シティ・モビリティ

【Vol.85】大型トラック脱炭素への展望と課題 〜日欧米の比較と今後の展望〜

上級研究員 水上 義宣

I.はじめに

トラック輸送は、日本の貨物輸送の9 割を担っており、脱炭素化が重要な課題となっている。普通貨
物自動車の平均使用年数は約18 年で、2050 年カーボンニュートラル達成には2030 年代前半には新規
購入されるすべてのトラックを脱炭素化に対応した車両にする必要があると考えられる。

Ⅱ.脱炭素に向けたパワートレイン

自動車の脱炭素化には、蓄電池電気自動車(BEV)、水素燃料電池車(FCV)、カーボンニュートラル
燃料(CN 燃料)がある。BEV は重量が重く航続距離が短い。FCV は燃料タンクが大きく荷室が狭くな
る。
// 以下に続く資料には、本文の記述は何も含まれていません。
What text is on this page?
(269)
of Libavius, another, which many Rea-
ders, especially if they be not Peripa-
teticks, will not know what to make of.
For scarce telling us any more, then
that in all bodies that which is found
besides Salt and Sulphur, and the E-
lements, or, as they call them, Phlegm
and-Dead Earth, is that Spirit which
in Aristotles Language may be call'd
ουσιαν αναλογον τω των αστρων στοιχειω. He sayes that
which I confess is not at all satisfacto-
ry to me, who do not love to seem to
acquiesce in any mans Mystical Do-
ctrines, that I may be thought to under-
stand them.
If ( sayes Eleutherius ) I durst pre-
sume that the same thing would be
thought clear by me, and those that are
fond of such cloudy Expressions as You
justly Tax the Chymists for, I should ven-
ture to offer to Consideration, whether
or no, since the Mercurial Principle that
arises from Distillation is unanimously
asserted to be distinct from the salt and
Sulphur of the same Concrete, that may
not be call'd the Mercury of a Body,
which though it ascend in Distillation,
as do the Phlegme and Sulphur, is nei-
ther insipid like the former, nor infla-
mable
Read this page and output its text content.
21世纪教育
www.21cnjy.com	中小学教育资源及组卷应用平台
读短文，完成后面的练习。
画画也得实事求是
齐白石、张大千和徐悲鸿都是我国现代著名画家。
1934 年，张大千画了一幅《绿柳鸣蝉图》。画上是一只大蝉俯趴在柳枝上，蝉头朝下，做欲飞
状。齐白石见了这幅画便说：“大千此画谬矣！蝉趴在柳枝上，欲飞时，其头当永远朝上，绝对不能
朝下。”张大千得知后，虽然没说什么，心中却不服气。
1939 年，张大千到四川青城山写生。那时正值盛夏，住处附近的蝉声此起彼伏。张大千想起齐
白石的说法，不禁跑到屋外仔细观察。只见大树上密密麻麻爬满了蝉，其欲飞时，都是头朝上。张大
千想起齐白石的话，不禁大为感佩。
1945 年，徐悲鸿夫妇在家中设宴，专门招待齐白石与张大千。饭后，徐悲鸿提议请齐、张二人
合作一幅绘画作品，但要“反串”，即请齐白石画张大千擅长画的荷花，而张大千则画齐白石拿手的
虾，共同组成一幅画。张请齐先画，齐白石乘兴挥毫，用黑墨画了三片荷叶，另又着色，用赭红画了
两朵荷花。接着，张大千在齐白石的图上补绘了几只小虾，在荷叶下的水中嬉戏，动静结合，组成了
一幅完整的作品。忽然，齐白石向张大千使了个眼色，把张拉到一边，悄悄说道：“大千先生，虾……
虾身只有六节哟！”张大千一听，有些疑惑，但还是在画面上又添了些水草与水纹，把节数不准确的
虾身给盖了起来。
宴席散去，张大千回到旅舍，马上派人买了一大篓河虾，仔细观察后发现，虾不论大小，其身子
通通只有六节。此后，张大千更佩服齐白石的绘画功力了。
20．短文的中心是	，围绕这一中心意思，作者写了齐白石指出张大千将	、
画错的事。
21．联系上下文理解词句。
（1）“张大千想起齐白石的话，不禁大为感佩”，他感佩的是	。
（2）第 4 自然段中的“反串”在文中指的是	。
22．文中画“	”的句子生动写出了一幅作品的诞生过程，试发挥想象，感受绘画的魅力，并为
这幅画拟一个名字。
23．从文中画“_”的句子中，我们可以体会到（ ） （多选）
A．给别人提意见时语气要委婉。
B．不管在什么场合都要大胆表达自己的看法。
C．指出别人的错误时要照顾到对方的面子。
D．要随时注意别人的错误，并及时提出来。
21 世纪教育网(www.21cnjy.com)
CN 燃料は電気や水素より生産価格が高い。それぞれの充電・充填・供給の可能性も検討が必要だ。

Ⅲ.日欧米における脱炭素目標と動き

BEV、FCV、CN 燃料等の課題とエネルギー供給の可能性等を踏まえ、日欧米は大型トラックの脱炭
素に向けた政策等を進めている。日本、EU、アメリカ合衆国における、新車販売規制、充電・充填イン
フラの整備目標、技術開発等の動き、経済性の予測について解説する。

Ⅳ.日本における大型トラック脱炭素の課題

BEV は航続距離が短いが、運転手に義務付けられている休憩時間に超急速充電ができれば、生産性を
損なわない。ただし、車両重量が重いため、橋梁等道路の改修を要する。FCV は、水素ステーションが
保安上面積や設備を必要とし費用も高いため、充填網の整備が大きな課題となる。

Ⅴ.おわりに

日本では FCV が大型トラックの脱炭素化の中心とされているが、充電・充填インフラの整備や経済
性予測を考慮すればBEV も選択肢とすることが必要と考えられる。